The National Key Laboratory of Water Disaster Prevention, Hohai University, Nanjing 210098, China; College of Hydrology and Water Resources, Hohai University, Nanjing 210098, China.
The National Key Laboratory of Water Disaster Prevention, Hohai University, Nanjing 210098, China; College of Hydrology and Water Resources, Hohai University, Nanjing 210098, China.
J Environ Manage. 2024 Jun;362:121299. doi: 10.1016/j.jenvman.2024.121299. Epub 2024 Jun 3.
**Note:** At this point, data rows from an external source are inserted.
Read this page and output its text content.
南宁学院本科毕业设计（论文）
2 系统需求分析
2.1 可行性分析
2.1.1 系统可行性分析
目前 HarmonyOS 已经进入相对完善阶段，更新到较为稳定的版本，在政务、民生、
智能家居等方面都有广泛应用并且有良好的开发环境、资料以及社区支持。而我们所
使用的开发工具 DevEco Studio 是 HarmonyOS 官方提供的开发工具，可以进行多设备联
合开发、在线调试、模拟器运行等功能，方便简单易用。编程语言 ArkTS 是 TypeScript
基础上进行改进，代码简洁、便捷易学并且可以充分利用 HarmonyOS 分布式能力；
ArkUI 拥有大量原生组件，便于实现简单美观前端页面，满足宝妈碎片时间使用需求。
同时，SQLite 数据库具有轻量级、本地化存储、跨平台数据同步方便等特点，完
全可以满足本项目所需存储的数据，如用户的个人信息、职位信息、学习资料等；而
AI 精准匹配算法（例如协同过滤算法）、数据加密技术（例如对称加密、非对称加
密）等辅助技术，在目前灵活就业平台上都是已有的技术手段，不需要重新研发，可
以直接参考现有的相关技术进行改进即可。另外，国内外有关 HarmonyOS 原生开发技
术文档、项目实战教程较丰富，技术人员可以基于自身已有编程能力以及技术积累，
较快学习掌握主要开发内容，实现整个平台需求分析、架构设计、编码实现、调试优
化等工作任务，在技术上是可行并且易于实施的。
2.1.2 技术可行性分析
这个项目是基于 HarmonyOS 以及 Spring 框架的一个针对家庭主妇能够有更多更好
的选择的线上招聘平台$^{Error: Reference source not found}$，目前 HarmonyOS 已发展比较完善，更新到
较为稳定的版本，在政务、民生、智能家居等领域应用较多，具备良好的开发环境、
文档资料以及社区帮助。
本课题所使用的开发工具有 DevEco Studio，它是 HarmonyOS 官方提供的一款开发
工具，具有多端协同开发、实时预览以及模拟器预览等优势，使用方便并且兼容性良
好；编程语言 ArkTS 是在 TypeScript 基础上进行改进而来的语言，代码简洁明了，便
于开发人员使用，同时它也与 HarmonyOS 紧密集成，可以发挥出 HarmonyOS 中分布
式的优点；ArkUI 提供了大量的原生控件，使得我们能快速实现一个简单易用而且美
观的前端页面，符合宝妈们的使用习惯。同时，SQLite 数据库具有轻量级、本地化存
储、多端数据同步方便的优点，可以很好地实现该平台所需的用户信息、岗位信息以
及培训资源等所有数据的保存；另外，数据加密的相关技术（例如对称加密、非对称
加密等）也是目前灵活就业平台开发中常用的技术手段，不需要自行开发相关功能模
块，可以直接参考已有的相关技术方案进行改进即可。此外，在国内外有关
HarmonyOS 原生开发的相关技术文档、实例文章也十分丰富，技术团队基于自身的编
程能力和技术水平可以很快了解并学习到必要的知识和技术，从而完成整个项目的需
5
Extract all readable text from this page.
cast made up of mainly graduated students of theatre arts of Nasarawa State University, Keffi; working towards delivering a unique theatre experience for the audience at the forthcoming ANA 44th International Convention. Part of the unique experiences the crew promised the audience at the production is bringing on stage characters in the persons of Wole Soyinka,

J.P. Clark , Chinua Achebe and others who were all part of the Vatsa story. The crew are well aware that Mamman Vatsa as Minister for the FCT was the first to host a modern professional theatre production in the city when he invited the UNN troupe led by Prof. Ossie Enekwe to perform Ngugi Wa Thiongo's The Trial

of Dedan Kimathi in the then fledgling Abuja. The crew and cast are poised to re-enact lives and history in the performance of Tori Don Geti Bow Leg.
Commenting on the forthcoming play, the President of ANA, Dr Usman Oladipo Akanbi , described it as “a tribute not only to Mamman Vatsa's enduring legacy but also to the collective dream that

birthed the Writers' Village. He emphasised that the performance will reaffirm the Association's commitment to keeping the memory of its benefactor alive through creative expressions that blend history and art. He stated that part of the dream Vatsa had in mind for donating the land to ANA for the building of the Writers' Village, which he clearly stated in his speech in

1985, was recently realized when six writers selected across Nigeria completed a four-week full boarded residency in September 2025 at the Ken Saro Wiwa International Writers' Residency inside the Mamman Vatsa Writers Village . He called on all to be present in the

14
Hydrological forecasting is of great importance for water resources management and planning, especially given the increasing occurrence of extreme events such as floods and droughts. The physics-informed machine learning (PIML) models effectively integrate conceptual hydrologic models with machine learning (ML) models. In this process, the intermediate variables of PIML models serve as bridges between inputs and outputs, while the impact of intermediate variables on the performance of PIML models remains unclear. To fill this knowledge gap, this study aims to encompass the construction of PIML models based on various hydrologic models, conduct comparative analyses of different intermediate variables based on a case study of 205 CAMELS basins, and further explore the relationship between the performance of PIML models and catchment characteristics. The optimal ML model for constructing PIML is first selected among four ML models within the 205 basins. The PIML models are then developed based on five monthly water balance models, namely TM, XM, MEP, SLM, and TVGM. To quantify the potential impact of difference in intermediate variables, two sets of experiments are further designed and performed, namely S1 with actual evapotranspiration as the intermediate variable and S2 with soil moisture as the intermediate variable. Results show that five PIML models generally outperformed the optimal standalone ML models, i.e., the Lasso model. Specifically, regardless of the choice of intermediate variables, the PIML-XM model consistently outperformed the other models within the same basins. Almost all constructed PIML models are affected by the intermediate variables in monthly runoff simulations. Typically, S1 exhibited better performance compared to S2. A greater impact of aridity index, forest fraction, and catchment area on model performance is observed in S2. These findings improve our understanding of constructing PIML models in hydrology by emphasizing their excellent performance in runoff simulations and highlighting the importance of intermediate variables.
水文预报在水资源管理和规划中具有重要意义,特别是考虑到洪水和干旱等极端事件的发生越来越频繁。物理信息机器学习(PIML)模型有效地将概念性水文模型与机器学习(ML)模型相结合。在这个过程中,PIML 模型的中间变量充当输入和输出之间的桥梁,而中间变量对 PIML 模型性能的影响尚不清楚。为了填补这一知识空白,本研究旨在涵盖基于各种水文模型构建 PIML 模型,对基于 205 个 CAMELS 流域案例研究的不同中间变量进行比较分析,并进一步探讨 PIML 模型性能与流域特征之间的关系。首先在 205 个流域中的四个 ML 模型中选择构建 PIML 的最优 ML 模型。然后基于五个月水量平衡模型,即 TM、XM、MEP、SLM 和 TVGM,开发 PIML 模型。为了量化中间变量差异的潜在影响,进一步设计并进行了两组实验,即 S1 以实际蒸散量为中间变量,S2 以土壤湿度为中间变量。结果表明,五个 PIML 模型通常优于最优独立 ML 模型,即 Lasso 模型。具体来说,无论选择哪种中间变量,PIML-XM 模型在同一流域内的其他模型中始终表现最佳。几乎所有构建的 PIML 模型都受到月径流模拟中中间变量的影响。通常,S1 比 S2 表现更好。在 S2 中,干旱指数、森林比例和流域面积对模型性能的影响更大。这些发现通过强调 PIML 模型在径流模拟中的出色表现以及中间变量的重要性,提高了我们对水文领域构建 PIML 模型的理解。